A Facebook friend recommended a Thai Restaurant close by, with very good reviews, and they deliver within a 4.5 mile radius. We are just over that at 4.8 miles, but they made an exception! So on Monday we ordered Thai dinner. It came 40 minutes after my phone call and it was wonderful. It was warm upon arrival, so did not need re-heating in the microwave, and it was fragrant and delicious, with just the right spiciness. (to compare, think of the special Valentine’s treat from the kitchen: steak and lobster – heated in the microwave!) So we decided that we would order Thai food every time the kitchen menu does not sound delectable.


An Indo friend posted a nice poem on Facebook in Dutch and Indonesian. I could not resist translating it into English so that more English speaking Indo’s and other people can enjoy it. Perhaps they will post it in The Indo Project (TIP) as well.


A land exists that no one can imagine,
But it exists, and is close to my heart.
And like a child who dearly loves her mother
I do adore my lovely motherland.

This land, recurrently appearing in my dreams
Is with me still throughout the day.
She does not leave, she wants my company
And that is hurting, yet it gives me joy.

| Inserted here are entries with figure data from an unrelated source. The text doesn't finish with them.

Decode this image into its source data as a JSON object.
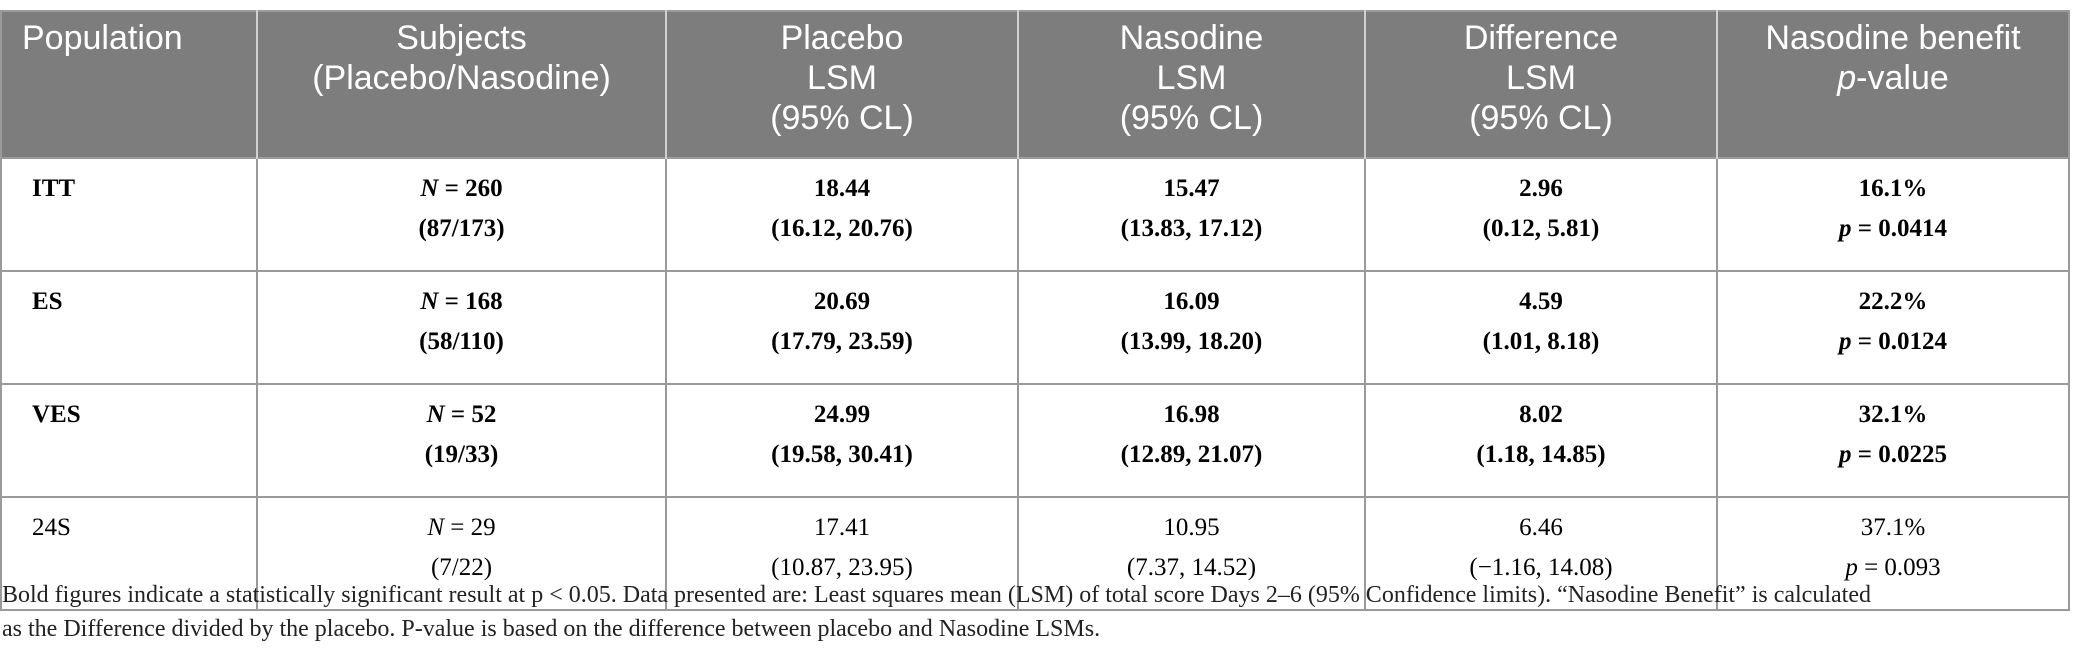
{
  "table": {
    "header": [
      [
        "Population"
      ],
      [
        "Subjects",
        "(Placebo/Nasodine)"
      ],
      [
        "Placebo",
        "LSM",
        "(95% CL)"
      ],
      [
        "Nasodine",
        "LSM",
        "(95% CL)"
      ],
      [
        "Difference",
        "LSM",
        "(95% CL)"
      ],
      [
        "Nasodine benefit",
        "p-value"
      ]
    ],
    "rows": [
      {
        "bold": true,
        "cells": [
          [
            "ITT"
          ],
          [
            "N = 260",
            "(87/173)"
          ],
          [
            "18.44",
            "(16.12, 20.76)"
          ],
          [
            "15.47",
            "(13.83, 17.12)"
          ],
          [
            "2.96",
            "(0.12, 5.81)"
          ],
          [
            "16.1%",
            "p = 0.0414"
          ]
        ]
      },
      {
        "bold": true,
        "cells": [
          [
            "ES"
          ],
          [
            "N = 168",
            "(58/110)"
          ],
          [
            "20.69",
            "(17.79, 23.59)"
          ],
          [
            "16.09",
            "(13.99, 18.20)"
          ],
          [
            "4.59",
            "(1.01, 8.18)"
          ],
          [
            "22.2%",
            "p = 0.0124"
          ]
        ]
      },
      {
        "bold": true,
        "cells": [
          [
            "VES"
          ],
          [
            "N = 52",
            "(19/33)"
          ],
          [
            "24.99",
            "(19.58, 30.41)"
          ],
          [
            "16.98",
            "(12.89, 21.07)"
          ],
          [
            "8.02",
            "(1.18, 14.85)"
          ],
          [
            "32.1%",
            "p = 0.0225"
          ]
        ]
      },
      {
        "bold": false,
        "cells": [
          [
            "24S"
          ],
          [
            "N = 29",
            "(7/22)"
          ],
          [
            "17.41",
            "(10.87, 23.95)"
          ],
          [
            "10.95",
            "(7.37, 14.52)"
          ],
          [
            "6.46",
            "(−1.16, 14.08)"
          ],
          [
            "37.1%",
            "p = 0.093"
          ]
        ]
      }
    ]
  },
  "footnote": [
    "Bold figures indicate a statistically significant result at p < 0.05. Data presented are: Least squares mean (LSM) of total score Days 2–6 (95% Confidence limits). “Nasodine Benefit” is calculated",
    "as the Difference divided by the placebo. P-value is based on the difference between placebo and Nasodine LSMs."
  ]
}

Oh yes, I know, so many years have passed,
But long ago, that’s where I saw the light!
I had to leave, regardless of my prayers,
But mentally I never left her sight.

And that’s ok, I think. We lost something,
A thing of cosmic value:
The country of our birth, a part of us,
A part of Mother Earth.

Now, people are complaining things are bad.
But I am silent: We gave up all we had!
Does anyone on earth fathom our loss?
Did you receive a band-aid for a gash?

Does anyone perceive what Indo’s suffer?
Uprooted and put down in foreign soil?
I think not! So I will keep on loving
That land of unity, of peace and of allure,

That country full of youthful memories,
The most alluring country in the world:
My precious island girdle,
My lovely Emerald Belt.


It’s a Wonderful Life!

Until next time,











2 thoughts on “A New Life! Retirement at its Best 2020-61”

  1. Ronny, this is fabulous and brought tears to my eyes. It made me think of my dear husband’s experience as a child in a Japanese Concentration Camp in Weihsien in north China with his family. Fortunately the family was not pulled apart as you were in the Dutch East Indies. Thank you for sharing this poem. It is so apropos to the Pacific War years in Asia.